If agriculture was to enter the ETS, farmers are worried that the carbon price could be inflated by institutional investors wanting a slice of the action. The result of this is that even substantial improvements made on farms to reduce emissions may not benefit those farmers if the carbon price keeps climbing.
Farmers feel like the goal posts are constantly shifting and as they deal with the day-to-day running of their businesses, unravelling what a range of new regulations will mean for them is an overwhelming prospect they pay for on two fronts.
They pay to become compliant with whatever the eventual outcome is, and the complexity of the regulatory framework means they’ll pay for advice to navigate its many ambiguities. These costs are significant.
The anomalies within the ETS have been destructive. We have seen clients make simple administrative errors, like doing something out of order. The regulator can see that there are no environmental consequences of the error but believe the rules leave no room for discretion. Others have planted an ‘‘offsetting forest’’ before the offsetting application has been approved. The planting is deemed ineligible as offsetting forest land because the offsetting trees are already in the ground.
In another case a large area of offsetting planting was not accepted because a tiny area (around 1.5ha) was not planted by the contractor because of power lines.
Practitioners have also discovered that once filed, a voluntary emissions return can’t be amended or corrected, only Te Uru Rākau can do that.
A participant realised they’d made a mistake moments after submitting their return and tried to withdraw it.

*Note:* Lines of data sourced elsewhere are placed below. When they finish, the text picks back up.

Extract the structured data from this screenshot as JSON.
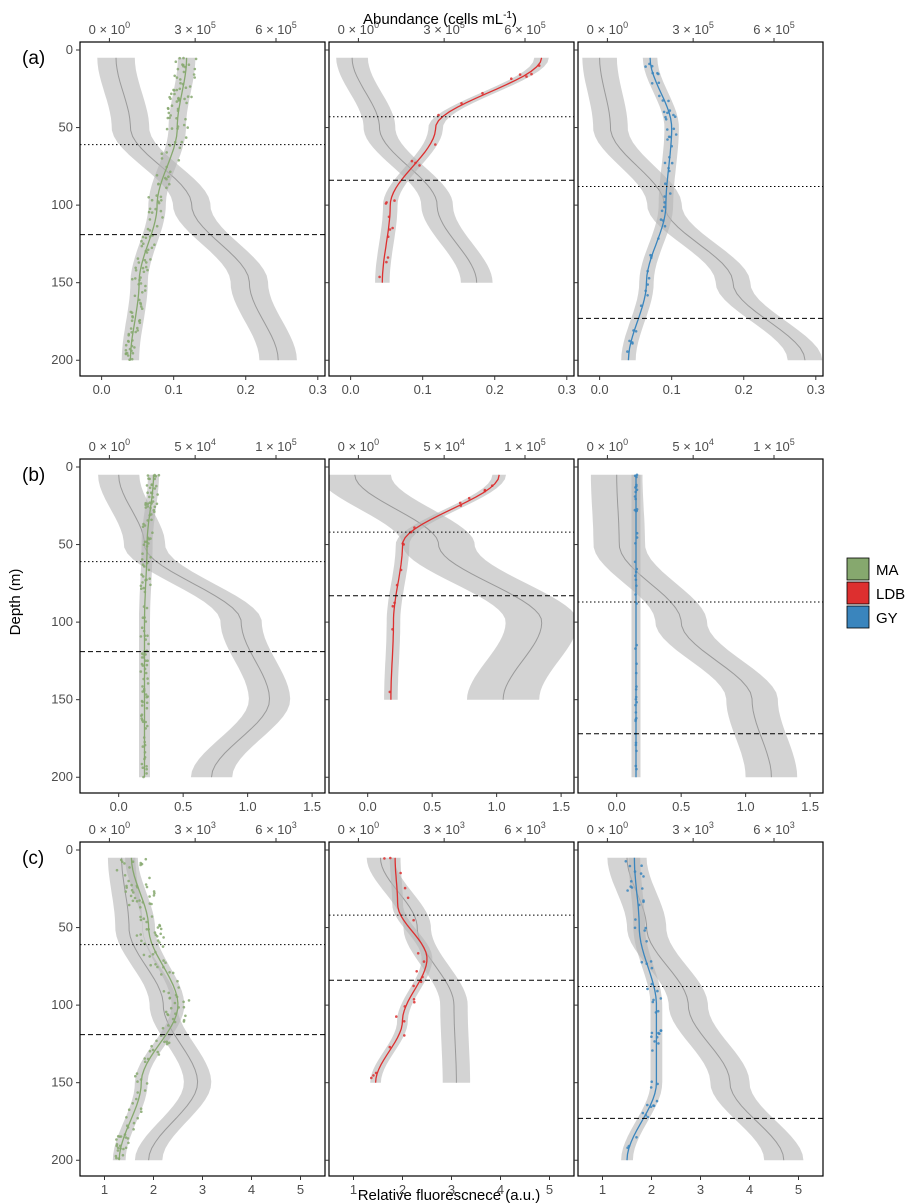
{
  "figure": {
    "top_axis_title": "Abundance (cells mL",
    "top_axis_title_sup": "-1",
    "top_axis_title_end": ")",
    "y_axis_title": "Depth (m)",
    "bottom_axis_title": "Relative fluorescnece (a.u.)"
  },
  "legend": [
    {
      "label": "MA",
      "color": "#86a86e"
    },
    {
      "label": "LDB",
      "color": "#dd2f2f"
    },
    {
      "label": "GY",
      "color": "#3a85bd"
    }
  ],
  "chart_data": [
    {
      "type": "scatter",
      "panel": "(a)",
      "region": "MA",
      "bottom_ticks": [
        "0.0",
        "0.1",
        "0.2",
        "0.3"
      ],
      "xlim_bottom": [
        -0.03,
        0.31
      ],
      "top_ticks": [
        [
          "0 × 10",
          "0"
        ],
        [
          "3 × 10",
          "5"
        ],
        [
          "6 × 10",
          "5"
        ]
      ],
      "y_ticks": [
        "0",
        "50",
        "100",
        "150",
        "200"
      ],
      "ylim": [
        0,
        205
      ],
      "mld": 61,
      "dcm": 119,
      "depth_max": 200,
      "fluor_fit": {
        "d": [
          5,
          50,
          100,
          150,
          200
        ],
        "v": [
          0.118,
          0.105,
          0.077,
          0.052,
          0.04
        ]
      },
      "fluor_ci": 0.008,
      "abund_fit": {
        "d": [
          5,
          50,
          100,
          150,
          200
        ],
        "v": [
          0.02,
          0.04,
          0.125,
          0.205,
          0.245
        ]
      },
      "abund_ci": 0.026,
      "points": {
        "n": 160,
        "spread": 0.018
      }
    },
    {
      "type": "scatter",
      "panel": "(a)",
      "region": "LDB",
      "bottom_ticks": [
        "0.0",
        "0.1",
        "0.2",
        "0.3"
      ],
      "xlim_bottom": [
        -0.03,
        0.31
      ],
      "top_ticks": [
        [
          "0 × 10",
          "0"
        ],
        [
          "3 × 10",
          "5"
        ],
        [
          "6 × 10",
          "5"
        ]
      ],
      "y_ticks": [
        "0",
        "50",
        "100",
        "150",
        "200"
      ],
      "ylim": [
        0,
        205
      ],
      "mld": 43,
      "dcm": 84,
      "depth_max": 150,
      "fluor_fit": {
        "d": [
          5,
          50,
          100,
          150
        ],
        "v": [
          0.265,
          0.118,
          0.055,
          0.044
        ]
      },
      "fluor_ci": 0.006,
      "abund_fit": {
        "d": [
          5,
          50,
          100,
          150
        ],
        "v": [
          0.002,
          0.04,
          0.12,
          0.175
        ]
      },
      "abund_ci": 0.022,
      "points": {
        "n": 22,
        "spread": 0.012
      }
    },
    {
      "type": "scatter",
      "panel": "(a)",
      "region": "GY",
      "bottom_ticks": [
        "0.0",
        "0.1",
        "0.2",
        "0.3"
      ],
      "xlim_bottom": [
        -0.03,
        0.31
      ],
      "top_ticks": [
        [
          "0 × 10",
          "0"
        ],
        [
          "3 × 10",
          "5"
        ],
        [
          "6 × 10",
          "5"
        ]
      ],
      "y_ticks": [
        "0",
        "50",
        "100",
        "150",
        "200"
      ],
      "ylim": [
        0,
        205
      ],
      "mld": 88,
      "dcm": 173,
      "depth_max": 200,
      "fluor_fit": {
        "d": [
          5,
          50,
          100,
          150,
          200
        ],
        "v": [
          0.07,
          0.1,
          0.092,
          0.065,
          0.04
        ]
      },
      "fluor_ci": 0.006,
      "abund_fit": {
        "d": [
          5,
          50,
          100,
          150,
          200
        ],
        "v": [
          0.0,
          0.015,
          0.09,
          0.185,
          0.285
        ]
      },
      "abund_ci": 0.024,
      "points": {
        "n": 55,
        "spread": 0.008
      }
    },
    {
      "type": "scatter",
      "panel": "(b)",
      "region": "MA",
      "bottom_ticks": [
        "0.0",
        "0.5",
        "1.0",
        "1.5"
      ],
      "xlim_bottom": [
        -0.3,
        1.6
      ],
      "top_ticks": [
        [
          "0 × 10",
          "0"
        ],
        [
          "5 × 10",
          "4"
        ],
        [
          "1 × 10",
          "5"
        ]
      ],
      "y_ticks": [
        "0",
        "50",
        "100",
        "150",
        "200"
      ],
      "ylim": [
        0,
        205
      ],
      "mld": 61,
      "dcm": 119,
      "depth_max": 200,
      "fluor_fit": {
        "d": [
          5,
          50,
          100,
          150,
          200
        ],
        "v": [
          0.27,
          0.22,
          0.2,
          0.2,
          0.2
        ]
      },
      "fluor_ci": 0.02,
      "abund_fit": {
        "d": [
          5,
          50,
          100,
          150,
          200
        ],
        "v": [
          0.0,
          0.2,
          0.95,
          1.17,
          0.72
        ]
      },
      "abund_ci": 0.16,
      "points": {
        "n": 130,
        "spread": 0.05
      }
    },
    {
      "type": "scatter",
      "panel": "(b)",
      "region": "LDB",
      "bottom_ticks": [
        "0.0",
        "0.5",
        "1.0",
        "1.5"
      ],
      "xlim_bottom": [
        -0.3,
        1.6
      ],
      "top_ticks": [
        [
          "0 × 10",
          "0"
        ],
        [
          "5 × 10",
          "4"
        ],
        [
          "1 × 10",
          "5"
        ]
      ],
      "y_ticks": [
        "0",
        "50",
        "100",
        "150",
        "200"
      ],
      "ylim": [
        0,
        205
      ],
      "mld": 42,
      "dcm": 83,
      "depth_max": 150,
      "fluor_fit": {
        "d": [
          5,
          50,
          100,
          150
        ],
        "v": [
          1.02,
          0.27,
          0.2,
          0.18
        ]
      },
      "fluor_ci": 0.03,
      "abund_fit": {
        "d": [
          5,
          50,
          100,
          150
        ],
        "v": [
          -0.1,
          0.55,
          1.35,
          1.05
        ]
      },
      "abund_ci": 0.28,
      "points": {
        "n": 16,
        "spread": 0.04
      }
    },
    {
      "type": "scatter",
      "panel": "(b)",
      "region": "GY",
      "bottom_ticks": [
        "0.0",
        "0.5",
        "1.0",
        "1.5"
      ],
      "xlim_bottom": [
        -0.3,
        1.6
      ],
      "top_ticks": [
        [
          "0 × 10",
          "0"
        ],
        [
          "5 × 10",
          "4"
        ],
        [
          "1 × 10",
          "5"
        ]
      ],
      "y_ticks": [
        "0",
        "50",
        "100",
        "150",
        "200"
      ],
      "ylim": [
        0,
        205
      ],
      "mld": 87,
      "dcm": 172,
      "depth_max": 200,
      "fluor_fit": {
        "d": [
          5,
          50,
          100,
          150,
          200
        ],
        "v": [
          0.15,
          0.15,
          0.15,
          0.15,
          0.15
        ]
      },
      "fluor_ci": 0.012,
      "abund_fit": {
        "d": [
          5,
          50,
          100,
          150,
          200
        ],
        "v": [
          0.0,
          0.02,
          0.5,
          1.05,
          1.2
        ]
      },
      "abund_ci": 0.2,
      "points": {
        "n": 45,
        "spread": 0.01
      }
    },
    {
      "type": "scatter",
      "panel": "(c)",
      "region": "MA",
      "bottom_ticks": [
        "1",
        "2",
        "3",
        "4",
        "5"
      ],
      "xlim_bottom": [
        0.5,
        5.5
      ],
      "top_ticks": [
        [
          "0 × 10",
          "0"
        ],
        [
          "3 × 10",
          "3"
        ],
        [
          "6 × 10",
          "3"
        ]
      ],
      "y_ticks": [
        "0",
        "50",
        "100",
        "150",
        "200"
      ],
      "ylim": [
        0,
        205
      ],
      "mld": 61,
      "dcm": 119,
      "depth_max": 200,
      "fluor_fit": {
        "d": [
          5,
          50,
          100,
          150,
          200
        ],
        "v": [
          1.55,
          1.9,
          2.5,
          1.75,
          1.3
        ]
      },
      "fluor_ci": 0.07,
      "abund_fit": {
        "d": [
          5,
          50,
          100,
          150,
          200
        ],
        "v": [
          1.35,
          1.5,
          2.2,
          2.9,
          1.9
        ]
      },
      "abund_ci": 0.28,
      "points": {
        "n": 150,
        "spread": 0.35
      }
    },
    {
      "type": "scatter",
      "panel": "(c)",
      "region": "LDB",
      "bottom_ticks": [
        "1",
        "2",
        "3",
        "4",
        "5"
      ],
      "xlim_bottom": [
        0.5,
        5.5
      ],
      "top_ticks": [
        [
          "0 × 10",
          "0"
        ],
        [
          "3 × 10",
          "3"
        ],
        [
          "6 × 10",
          "3"
        ]
      ],
      "y_ticks": [
        "0",
        "50",
        "100",
        "150",
        "200"
      ],
      "ylim": [
        0,
        205
      ],
      "mld": 42,
      "dcm": 84,
      "depth_max": 150,
      "fluor_fit": {
        "d": [
          5,
          35,
          70,
          110,
          150
        ],
        "v": [
          1.85,
          1.9,
          2.5,
          2.0,
          1.45
        ]
      },
      "fluor_ci": 0.05,
      "abund_fit": {
        "d": [
          5,
          50,
          100,
          150
        ],
        "v": [
          1.55,
          2.3,
          3.05,
          3.1
        ]
      },
      "abund_ci": 0.28,
      "points": {
        "n": 22,
        "spread": 0.25
      }
    },
    {
      "type": "scatter",
      "panel": "(c)",
      "region": "GY",
      "bottom_ticks": [
        "1",
        "2",
        "3",
        "4",
        "5"
      ],
      "xlim_bottom": [
        0.5,
        5.5
      ],
      "top_ticks": [
        [
          "0 × 10",
          "0"
        ],
        [
          "3 × 10",
          "3"
        ],
        [
          "6 × 10",
          "3"
        ]
      ],
      "y_ticks": [
        "0",
        "50",
        "100",
        "150",
        "200"
      ],
      "ylim": [
        0,
        205
      ],
      "mld": 88,
      "dcm": 173,
      "depth_max": 200,
      "fluor_fit": {
        "d": [
          5,
          50,
          100,
          150,
          200
        ],
        "v": [
          1.65,
          1.75,
          2.1,
          2.1,
          1.5
        ]
      },
      "fluor_ci": 0.06,
      "abund_fit": {
        "d": [
          5,
          50,
          100,
          150,
          200
        ],
        "v": [
          1.5,
          1.9,
          2.75,
          3.6,
          4.7
        ]
      },
      "abund_ci": 0.4,
      "points": {
        "n": 55,
        "spread": 0.2
      }
    }
  ]
}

They were not allowed to do so, and they were fined tens of thousands of dollars for filing an incorrect return.
Forestry consultants and lawyers have battled to have cutover land, or land that is unstocked but earmarked for forestry, recognised as forest land, based on the plain words in the Climate Change Response Act.
They have also been bogged down with paperwork trying to transfer participation in the scheme following death or change of a land-owning trustee.
Te Uru Rākau seems to be struggling to appropriately resource for their substantial workload, and with steady competition from the private sector, experienced staff are hard to retain. Participants still regularly experience delays of more than 18 months to have their matters progressed.
Recent moves like proposing further amendments to overseas investment criteria for forestry and seeking consultation around excluding permanent planting of exotic forests from the ETS are further evidence of the ‘‘legislate first, consider consequences later’’ approach we seem to be taking. It’s no wonder farmers are nervous, confused, and angry.